APONTAMENTOS SEMANAIS DE DIREITO PENAL


Aula de 29/11 (manhã)
Estamos a fazer a teoria geral de ação dos crimes dolosos.
Na recomposição analítica desta unidade subjetivo-objetiva, começámos por estudar a
ação; um conceito personalista da ação.

TEORIA GERAL DOS CRIMES DE AÇÃO DOLOSA


Decomposição analítica do crime, como objetificação da subjetividade:
Enquanto o ilícito exprime o sentido que o ato teria por qualquer pessoa, na culpa
exprime-se o ato subjetivo da ação.
Um ato doloso pode não se seguir de uma ação culposa (ex.: se o agente for
inimputável).
o A diferença está no critério da valoração.

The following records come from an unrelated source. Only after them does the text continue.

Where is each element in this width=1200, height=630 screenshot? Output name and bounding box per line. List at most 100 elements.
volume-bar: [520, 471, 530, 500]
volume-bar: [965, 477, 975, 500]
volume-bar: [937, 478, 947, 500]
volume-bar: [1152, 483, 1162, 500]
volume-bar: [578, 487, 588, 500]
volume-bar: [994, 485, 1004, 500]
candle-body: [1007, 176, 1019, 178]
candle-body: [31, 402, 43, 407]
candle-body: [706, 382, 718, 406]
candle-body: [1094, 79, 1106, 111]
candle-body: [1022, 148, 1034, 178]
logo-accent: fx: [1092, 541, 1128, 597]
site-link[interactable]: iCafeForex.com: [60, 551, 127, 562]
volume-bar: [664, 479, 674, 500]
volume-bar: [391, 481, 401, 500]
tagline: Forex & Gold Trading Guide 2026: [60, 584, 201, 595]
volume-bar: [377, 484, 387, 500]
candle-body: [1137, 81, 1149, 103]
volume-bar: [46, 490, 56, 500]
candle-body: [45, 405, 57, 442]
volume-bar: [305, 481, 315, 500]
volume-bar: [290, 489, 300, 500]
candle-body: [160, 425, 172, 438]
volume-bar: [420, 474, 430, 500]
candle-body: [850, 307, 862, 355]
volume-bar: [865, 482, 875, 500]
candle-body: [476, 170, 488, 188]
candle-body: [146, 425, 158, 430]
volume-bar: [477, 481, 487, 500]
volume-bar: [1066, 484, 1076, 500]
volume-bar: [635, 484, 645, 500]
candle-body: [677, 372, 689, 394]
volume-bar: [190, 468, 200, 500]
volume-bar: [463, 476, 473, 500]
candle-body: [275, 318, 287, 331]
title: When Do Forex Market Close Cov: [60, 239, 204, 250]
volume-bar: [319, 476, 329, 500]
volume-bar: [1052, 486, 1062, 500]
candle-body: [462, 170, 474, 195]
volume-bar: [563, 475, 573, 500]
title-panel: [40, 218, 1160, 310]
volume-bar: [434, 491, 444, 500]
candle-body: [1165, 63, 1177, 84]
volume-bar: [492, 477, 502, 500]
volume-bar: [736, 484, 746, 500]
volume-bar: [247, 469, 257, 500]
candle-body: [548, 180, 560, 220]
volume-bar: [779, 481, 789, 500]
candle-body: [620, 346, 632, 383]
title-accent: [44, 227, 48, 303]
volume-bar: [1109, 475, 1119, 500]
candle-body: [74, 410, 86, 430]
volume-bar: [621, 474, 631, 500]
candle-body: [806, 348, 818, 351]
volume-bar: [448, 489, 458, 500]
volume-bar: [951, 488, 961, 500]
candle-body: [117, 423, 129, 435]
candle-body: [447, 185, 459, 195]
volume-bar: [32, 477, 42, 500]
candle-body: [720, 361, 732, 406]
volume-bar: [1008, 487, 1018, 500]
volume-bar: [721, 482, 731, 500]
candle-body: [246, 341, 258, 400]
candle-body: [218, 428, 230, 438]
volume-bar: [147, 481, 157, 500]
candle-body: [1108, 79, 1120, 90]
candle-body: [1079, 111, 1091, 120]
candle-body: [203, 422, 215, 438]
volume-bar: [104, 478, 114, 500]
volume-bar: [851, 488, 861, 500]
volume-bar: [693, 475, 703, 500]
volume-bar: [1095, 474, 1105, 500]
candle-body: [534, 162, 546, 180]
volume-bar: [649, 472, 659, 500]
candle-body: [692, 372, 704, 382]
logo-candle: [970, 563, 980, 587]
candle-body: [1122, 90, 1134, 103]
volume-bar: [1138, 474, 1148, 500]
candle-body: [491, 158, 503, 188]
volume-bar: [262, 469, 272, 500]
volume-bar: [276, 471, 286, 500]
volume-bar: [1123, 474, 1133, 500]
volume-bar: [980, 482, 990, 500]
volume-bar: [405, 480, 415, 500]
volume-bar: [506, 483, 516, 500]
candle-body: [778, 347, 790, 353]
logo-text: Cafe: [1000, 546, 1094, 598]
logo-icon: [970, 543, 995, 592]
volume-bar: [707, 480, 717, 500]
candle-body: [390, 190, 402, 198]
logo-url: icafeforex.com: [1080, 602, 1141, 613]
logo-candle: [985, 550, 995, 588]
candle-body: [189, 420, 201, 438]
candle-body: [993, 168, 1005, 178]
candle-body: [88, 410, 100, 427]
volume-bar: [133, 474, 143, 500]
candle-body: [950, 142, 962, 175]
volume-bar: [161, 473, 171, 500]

O ilícito pessoal doloso é expresso através do tipo (fundimos o ilícito e o tipo – ilícito
típico). O conteúdo do tipo é também composto por elementos de natureza objetiva, mas
também elementos subjetivos (o dolo).
A doutrina distingue entre o tipo objetivo e o tipo subjetivo.
o Esta distinção falsifica a realidade, porque a falta de um elemento subjetivo é como a
falta de um elemento objetivo – a conduta deixa de ter um ilícito típico.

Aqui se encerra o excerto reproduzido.